You often hear the terms “cutting” or “bulking”, and not much more is accepted in bodybuilding and fitness alike besides one or the other. When it comes to bulking, many see it as gaining muscle and gaining a substantial amount of fat in the process. Many accept it as part of the game and that it is a necessary evil in order to make quality gains and progress over the long haul. This simply is not true.
Is it really possible to lean bulk?
Absolutely. It is even possible to put on muscle WHILE losing fat, at the very same time. Of course, this is unlikely, and many factors come into play such as nutrition, training, supplementation, and the most important – genetics. But regardless of these variables, it is very reasonable to put on lean mass while minimizing muscle fat. Unfortunately for those that are less patient, it will take longer. It will be a slower, less noticeable process, but bodybuilding is a marathon, not a sprint!
Here are a few rules to follow to ensure you build muscle and keep fat off.
Rule # 1 – Only a SLIGHT caloric surplus
This is THE most important key to lean bulking. You need to provide your body with enough nutrients and a caloric surplus in order to build muscle. The reason individuals gain too much fat is because they consume far above their caloric maintenance. The muscle is given enough macro nutrients and calories to recover, so the rest is simply stored as fat. For example, if you burn 3000 calories per day with exercise included and you consume 6000 calories, it’s safe to assume you will indeed make muscle gains, but you will have a good 2000+ calories that will be shuttled to your fat cells.
A reasonable caloric surplus would be anywhere from 5-15% above your caloric maintenance. Finding your caloric maintenance can be the tricky part. Weighing yourself often and listening to your body is the most important factor. Advanced calorie counters can provide you with a decent estimation for how many calories you’re burning based off of the intensity of your workout, how long per day you spend sitting, standing, etc, but there are also other variables that come into play. The slower you put on weight, the better. If a 10% increase in calories has you gaining a few pounds per month, I believe this is very reasonable and the fat stores will be minimal.
Rule #2 – Overload your muscles. Hard.
Basically, TRAIN HARD. Training heavy – with good form – is the most optimal way to stimulate your muscles and encourage progressive overload, which is the key component in building muscle. Incorporating a variety of different exercises, angles, rep schemes, etc are also essential. After all, this is a bulk, and you want to build as much muscle as possible with the excess calories. The more muscle mass you have, the more the muscles are pushed into the skin, and the leaner you look!
Rule #3 – Don’t slack on cardio
Cardio is not only essential for health benefits, but also for keeping body fat stores down. Cardiovascular training will improve your heart’s ability to pump blood and will increase the oxygen uptake into your cells and aside from only burning calories, cardiovascular training specifically has fat-burning encouraging properties.
How much cardio and what kind? Well, since you’re still trying to gain size, it’s essential not to do so much cardio that you’re actually putting yourself back in a deficit. 25-30 minutes per day of incline walking is what I recommend. High intensity interval cardio is also a great way to torch fat and encourages muscle growth as well.

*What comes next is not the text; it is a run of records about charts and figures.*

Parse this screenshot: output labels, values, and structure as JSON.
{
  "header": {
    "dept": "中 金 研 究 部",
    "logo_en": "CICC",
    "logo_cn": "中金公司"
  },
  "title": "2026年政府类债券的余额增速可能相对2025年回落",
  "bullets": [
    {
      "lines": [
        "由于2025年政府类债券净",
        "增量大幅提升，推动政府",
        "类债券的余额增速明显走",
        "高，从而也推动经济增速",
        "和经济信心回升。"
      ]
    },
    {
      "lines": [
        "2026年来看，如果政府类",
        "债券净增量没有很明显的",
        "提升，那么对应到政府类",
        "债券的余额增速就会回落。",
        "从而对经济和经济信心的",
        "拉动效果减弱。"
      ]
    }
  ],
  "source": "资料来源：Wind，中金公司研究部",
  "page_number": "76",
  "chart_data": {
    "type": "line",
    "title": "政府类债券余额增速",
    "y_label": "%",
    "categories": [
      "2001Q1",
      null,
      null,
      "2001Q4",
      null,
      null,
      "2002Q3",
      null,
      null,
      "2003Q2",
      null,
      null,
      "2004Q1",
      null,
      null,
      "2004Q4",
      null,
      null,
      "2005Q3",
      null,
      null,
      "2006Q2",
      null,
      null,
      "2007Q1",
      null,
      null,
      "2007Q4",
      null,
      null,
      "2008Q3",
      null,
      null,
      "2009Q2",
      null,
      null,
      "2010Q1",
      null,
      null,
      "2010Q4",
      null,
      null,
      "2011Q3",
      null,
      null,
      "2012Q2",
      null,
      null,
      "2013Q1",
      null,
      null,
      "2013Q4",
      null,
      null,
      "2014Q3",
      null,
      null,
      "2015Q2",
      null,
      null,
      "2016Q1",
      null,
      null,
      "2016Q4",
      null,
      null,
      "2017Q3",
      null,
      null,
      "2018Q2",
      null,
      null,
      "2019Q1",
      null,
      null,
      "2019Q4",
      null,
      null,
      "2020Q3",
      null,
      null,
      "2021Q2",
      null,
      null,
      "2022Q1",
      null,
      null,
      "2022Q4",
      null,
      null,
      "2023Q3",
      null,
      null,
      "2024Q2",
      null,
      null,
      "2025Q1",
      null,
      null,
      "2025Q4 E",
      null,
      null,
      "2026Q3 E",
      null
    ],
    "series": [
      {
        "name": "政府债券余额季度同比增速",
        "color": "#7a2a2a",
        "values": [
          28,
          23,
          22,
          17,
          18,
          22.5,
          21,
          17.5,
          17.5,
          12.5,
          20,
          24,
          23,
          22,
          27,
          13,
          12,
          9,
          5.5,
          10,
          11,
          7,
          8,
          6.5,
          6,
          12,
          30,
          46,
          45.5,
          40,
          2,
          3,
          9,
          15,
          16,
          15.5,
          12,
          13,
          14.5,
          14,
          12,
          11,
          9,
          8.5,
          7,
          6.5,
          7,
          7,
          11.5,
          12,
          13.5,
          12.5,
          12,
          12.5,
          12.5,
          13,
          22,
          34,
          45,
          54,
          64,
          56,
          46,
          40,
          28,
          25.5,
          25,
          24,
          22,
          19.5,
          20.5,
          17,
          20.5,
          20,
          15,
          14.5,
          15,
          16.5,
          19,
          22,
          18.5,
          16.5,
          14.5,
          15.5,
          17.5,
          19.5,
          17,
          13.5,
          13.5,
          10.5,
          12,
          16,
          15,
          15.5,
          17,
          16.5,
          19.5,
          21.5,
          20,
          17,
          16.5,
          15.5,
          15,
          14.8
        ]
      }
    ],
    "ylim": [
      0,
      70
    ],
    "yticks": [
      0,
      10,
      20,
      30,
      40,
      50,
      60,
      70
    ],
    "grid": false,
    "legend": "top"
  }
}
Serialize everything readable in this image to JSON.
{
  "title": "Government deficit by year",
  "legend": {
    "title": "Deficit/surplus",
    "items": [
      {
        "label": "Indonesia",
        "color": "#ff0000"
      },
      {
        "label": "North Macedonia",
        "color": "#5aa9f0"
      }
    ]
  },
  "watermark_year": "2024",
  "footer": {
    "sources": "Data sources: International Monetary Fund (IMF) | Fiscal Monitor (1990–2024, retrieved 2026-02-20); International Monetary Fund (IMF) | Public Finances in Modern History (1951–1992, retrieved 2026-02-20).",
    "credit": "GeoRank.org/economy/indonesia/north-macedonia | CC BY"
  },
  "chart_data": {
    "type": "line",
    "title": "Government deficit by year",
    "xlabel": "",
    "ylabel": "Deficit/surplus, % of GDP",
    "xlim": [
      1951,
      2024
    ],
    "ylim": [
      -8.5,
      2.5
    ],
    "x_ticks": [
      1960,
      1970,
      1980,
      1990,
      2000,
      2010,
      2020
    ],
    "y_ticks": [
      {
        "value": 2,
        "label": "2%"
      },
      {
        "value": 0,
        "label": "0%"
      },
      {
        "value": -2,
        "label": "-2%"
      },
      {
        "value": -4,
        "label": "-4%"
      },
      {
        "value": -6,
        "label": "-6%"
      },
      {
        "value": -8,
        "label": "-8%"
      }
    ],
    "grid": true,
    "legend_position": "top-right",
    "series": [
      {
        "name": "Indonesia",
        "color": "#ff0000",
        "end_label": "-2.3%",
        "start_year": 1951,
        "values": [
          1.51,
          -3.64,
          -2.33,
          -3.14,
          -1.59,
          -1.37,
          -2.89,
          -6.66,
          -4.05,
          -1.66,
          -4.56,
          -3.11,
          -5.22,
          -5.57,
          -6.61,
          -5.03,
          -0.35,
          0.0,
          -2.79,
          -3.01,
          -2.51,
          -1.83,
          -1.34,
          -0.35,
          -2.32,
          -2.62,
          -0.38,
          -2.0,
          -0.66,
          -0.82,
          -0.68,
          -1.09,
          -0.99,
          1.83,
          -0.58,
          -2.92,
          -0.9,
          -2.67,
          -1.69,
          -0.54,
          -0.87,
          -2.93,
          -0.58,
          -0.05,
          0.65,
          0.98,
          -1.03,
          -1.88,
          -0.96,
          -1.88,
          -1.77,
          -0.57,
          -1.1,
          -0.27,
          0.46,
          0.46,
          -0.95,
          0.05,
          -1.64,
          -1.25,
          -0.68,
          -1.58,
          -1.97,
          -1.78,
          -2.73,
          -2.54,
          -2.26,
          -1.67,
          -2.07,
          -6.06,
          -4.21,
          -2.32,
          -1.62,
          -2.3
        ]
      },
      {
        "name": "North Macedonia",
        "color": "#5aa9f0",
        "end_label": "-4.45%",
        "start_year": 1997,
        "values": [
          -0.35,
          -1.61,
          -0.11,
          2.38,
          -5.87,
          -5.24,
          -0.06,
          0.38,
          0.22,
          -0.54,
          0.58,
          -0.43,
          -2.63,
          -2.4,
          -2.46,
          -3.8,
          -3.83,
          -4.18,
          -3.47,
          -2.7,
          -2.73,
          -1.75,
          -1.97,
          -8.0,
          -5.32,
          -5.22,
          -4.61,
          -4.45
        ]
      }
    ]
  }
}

Rule #4 – Protein still matters
Protein seems to be so commonly stressed that it is even becoming overlooked. Sure, it is not the most important variable in bodybuilding, and your body’s nutrient partitioning abilities rely on a variety of factors such as genetics, supplementation, etc, but the studies still point towards high protein intake encouraging muscle growth. Protein is the last macro nutrient to be converted to fat cells, and whey protein specifically can provide you with fast acting protein during times when your protein synthesis is at it’s highest – specifically post workout. Protein is also an extremely filling macro nutrient which is beneficial if you have trouble eating only a slight caloric surplus, especially on a post-diet or post-show rebound, where it’s incredibly hard to avoid stuffing your face.

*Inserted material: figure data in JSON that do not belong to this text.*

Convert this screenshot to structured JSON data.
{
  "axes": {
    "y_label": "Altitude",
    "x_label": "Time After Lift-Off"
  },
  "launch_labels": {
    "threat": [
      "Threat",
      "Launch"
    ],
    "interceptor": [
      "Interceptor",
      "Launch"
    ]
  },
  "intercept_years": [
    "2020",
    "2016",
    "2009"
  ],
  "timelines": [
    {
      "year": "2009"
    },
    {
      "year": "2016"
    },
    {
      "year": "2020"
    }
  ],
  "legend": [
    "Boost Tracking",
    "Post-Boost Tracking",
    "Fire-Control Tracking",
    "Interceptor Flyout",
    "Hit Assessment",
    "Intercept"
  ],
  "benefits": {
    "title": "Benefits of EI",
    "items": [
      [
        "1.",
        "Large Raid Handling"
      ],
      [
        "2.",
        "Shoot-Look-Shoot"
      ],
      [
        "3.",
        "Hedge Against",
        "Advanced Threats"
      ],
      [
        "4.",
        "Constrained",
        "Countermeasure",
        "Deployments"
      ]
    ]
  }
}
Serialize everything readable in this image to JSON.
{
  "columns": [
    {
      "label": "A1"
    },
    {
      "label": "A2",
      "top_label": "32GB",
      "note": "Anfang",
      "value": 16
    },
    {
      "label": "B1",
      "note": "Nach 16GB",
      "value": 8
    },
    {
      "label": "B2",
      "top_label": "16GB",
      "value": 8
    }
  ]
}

Rule #5 – Adequate recovery
Getting enough sleep every night will not only encourage muscle growth, but has been shown to greatly influence a healthy metabolism and keep body fat stores down. Pre-bed nutrition and breakfast nutrition is also essential for providing a steady, consistent flow of nutrients that will keep your blood sugar levels stable and help encourage muscle growth. Insulin-sensitive individuals should eat more often with smaller quantities to discourage insulin shuttling excessive nutrients as fat storage.
Glycogen is stored in the muscle cells, and a little excess in the liver. When your glycogen stores are full, insulin will regulate the excessive carbohydrates and store them as fat cells. During a caloric surplus, it’s definitely more likely that you’re going to have much fuller muscles due to the increase in glycogen stores from excessive carbohydrates and calories, so be careful when you’re debating whether or not to eat a dozen donuts as your pre-bed meal.